Veröffentlicht von um 18:17 unter Pressespiegel

Fellbacher-Zeitungvom 29.12.2009

Zwei Wahlen haben die Kommunalpolitik deutlicher als erwartet verändert. So wird der Discounter wahrscheinlicher.

Kernen (wz). Abgesehen von der Bürgermeisterwahl können zwei wichtige Urnengänge die Kommunalpolitik in Gemeinden grundlegend ändern. Beide fanden im Jahr 2009 statt: die Wahl des Gemeinderats und die Beigeordnetenwahl. Die Stimme der Bürger war allerdings nur bei der Gemeinderatswahl am 7. Juni gefragt. Den Beigeordneten wählt der Gemeinderat. Der Amtsinhaber Hans König unterlag nach einer Amtsperiode von acht Jahren im November dem Leiter des Bau- und Umweltamts in Ebersbach/Fils, dem Strümpfelbacher Bürger Horst Schaal. Dieser tritt sein neues Amt voraussichtlich am 1. Februar an.

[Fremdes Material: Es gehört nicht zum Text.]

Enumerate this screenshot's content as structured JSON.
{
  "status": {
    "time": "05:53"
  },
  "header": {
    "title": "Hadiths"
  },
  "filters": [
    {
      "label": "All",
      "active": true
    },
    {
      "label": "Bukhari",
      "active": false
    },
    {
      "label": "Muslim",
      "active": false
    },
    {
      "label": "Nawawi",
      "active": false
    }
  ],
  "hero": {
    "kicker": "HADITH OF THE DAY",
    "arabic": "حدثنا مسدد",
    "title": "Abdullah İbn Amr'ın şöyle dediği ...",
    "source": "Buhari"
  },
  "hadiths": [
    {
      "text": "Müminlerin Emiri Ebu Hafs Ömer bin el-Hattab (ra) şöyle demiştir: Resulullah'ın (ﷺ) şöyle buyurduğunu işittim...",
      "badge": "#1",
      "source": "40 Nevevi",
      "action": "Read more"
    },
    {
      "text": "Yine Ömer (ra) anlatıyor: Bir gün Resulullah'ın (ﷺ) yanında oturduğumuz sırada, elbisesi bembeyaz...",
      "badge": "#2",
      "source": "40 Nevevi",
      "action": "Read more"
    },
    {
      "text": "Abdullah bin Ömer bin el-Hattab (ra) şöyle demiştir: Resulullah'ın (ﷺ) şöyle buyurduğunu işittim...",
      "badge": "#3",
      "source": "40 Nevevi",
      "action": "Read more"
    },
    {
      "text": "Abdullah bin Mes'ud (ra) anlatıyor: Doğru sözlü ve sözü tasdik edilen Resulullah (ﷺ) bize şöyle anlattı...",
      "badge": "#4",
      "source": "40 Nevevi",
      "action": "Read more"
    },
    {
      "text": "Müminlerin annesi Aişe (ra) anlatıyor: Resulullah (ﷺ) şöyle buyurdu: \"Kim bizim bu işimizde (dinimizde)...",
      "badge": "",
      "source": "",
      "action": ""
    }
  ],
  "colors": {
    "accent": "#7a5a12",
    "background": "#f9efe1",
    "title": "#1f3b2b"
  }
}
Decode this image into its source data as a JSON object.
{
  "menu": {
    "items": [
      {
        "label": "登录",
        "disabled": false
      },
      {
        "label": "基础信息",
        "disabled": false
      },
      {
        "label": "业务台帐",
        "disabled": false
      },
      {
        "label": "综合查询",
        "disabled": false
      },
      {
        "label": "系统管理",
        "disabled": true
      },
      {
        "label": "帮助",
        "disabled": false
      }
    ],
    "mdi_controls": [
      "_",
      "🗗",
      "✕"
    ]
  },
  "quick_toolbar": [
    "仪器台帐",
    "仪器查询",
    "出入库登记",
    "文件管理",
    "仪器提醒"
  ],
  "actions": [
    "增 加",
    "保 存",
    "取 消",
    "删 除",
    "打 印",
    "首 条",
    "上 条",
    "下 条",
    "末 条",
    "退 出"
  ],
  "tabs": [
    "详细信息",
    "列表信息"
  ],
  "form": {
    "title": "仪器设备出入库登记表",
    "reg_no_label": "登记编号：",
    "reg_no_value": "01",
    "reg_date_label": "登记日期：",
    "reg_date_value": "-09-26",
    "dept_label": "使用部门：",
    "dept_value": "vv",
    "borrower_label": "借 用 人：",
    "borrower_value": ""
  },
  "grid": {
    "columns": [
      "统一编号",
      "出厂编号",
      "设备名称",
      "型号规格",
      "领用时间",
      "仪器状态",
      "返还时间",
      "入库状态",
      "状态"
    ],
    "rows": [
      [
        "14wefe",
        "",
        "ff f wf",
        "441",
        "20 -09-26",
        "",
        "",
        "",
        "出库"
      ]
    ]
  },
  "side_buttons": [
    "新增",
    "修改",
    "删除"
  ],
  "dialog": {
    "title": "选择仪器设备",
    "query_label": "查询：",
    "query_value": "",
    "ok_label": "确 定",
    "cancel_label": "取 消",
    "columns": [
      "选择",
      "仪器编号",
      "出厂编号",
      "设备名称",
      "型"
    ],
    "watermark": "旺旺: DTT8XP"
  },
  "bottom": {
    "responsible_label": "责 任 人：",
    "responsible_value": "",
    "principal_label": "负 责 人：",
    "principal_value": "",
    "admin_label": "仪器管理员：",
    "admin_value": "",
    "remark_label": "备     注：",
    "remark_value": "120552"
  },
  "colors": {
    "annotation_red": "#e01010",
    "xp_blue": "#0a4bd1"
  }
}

Der Gemeinderat hat in seiner neuen Zusammensetzung, seit der Wahl am 7. Juni, sieben Räte aus der CDU, sechs der UFW, fünf der SPD und vier der OGL. Er hat noch keine grundlegend anderen Akzente gesetzt. Das Wahlergebnis dürfte trotzdem in den nächsten Monaten noch Auswirkungen in einer wichtigen Frage der Kernener Gemeindepolitik haben. Es geht dabei seit 10 Jahren um die Frage, ob und vor allem wo einem Discounter, einem Lebensmittel-Billigmarkt der Sorte Aldi und Lidl, erlaubt werden soll, seine Waren anzubieten. Den Beschluss, einen Discounter anzusiedeln, hat der Gemeinderat bereits gefällt, aber bisher nie einen mehrheitsfähigen Standort gefunden. Mit knapper Mehrheit sind vor einigen Jahren zuerst die Ackerflächen an der Tulpenstraße ohne Mehrheit geblieben, weil die Gemeinderäte Verkehrsprobleme voraussagten. In der vergangenen Wahlperiode hat vor allem die CDU dem vom Bürgermeister, von UFW und SPD bevorzugten Standort Spitzäcker am östlichen Ortsrand eine Absage erteilt. Er sei zu weit vom Ortskern entfernt, er könne deswegen nicht die erhoffte Magnetwirkung auf die Kunden so ausüben, dass auch die Geschäfte im Ort davon profitieren, war die CDU-Ansicht. Außerdem gefährdet er nach dieser Ansicht den Lebensmittelmarkt Rewe in Stetten, ohne den im kleineren Teilort keine Nahversorgung mit Lebensmitteln existiert. Sinnvolle weitere Standortalternativen gibt es aber trotz jahrelanger Suche nicht, machen UFW und SPD geltend.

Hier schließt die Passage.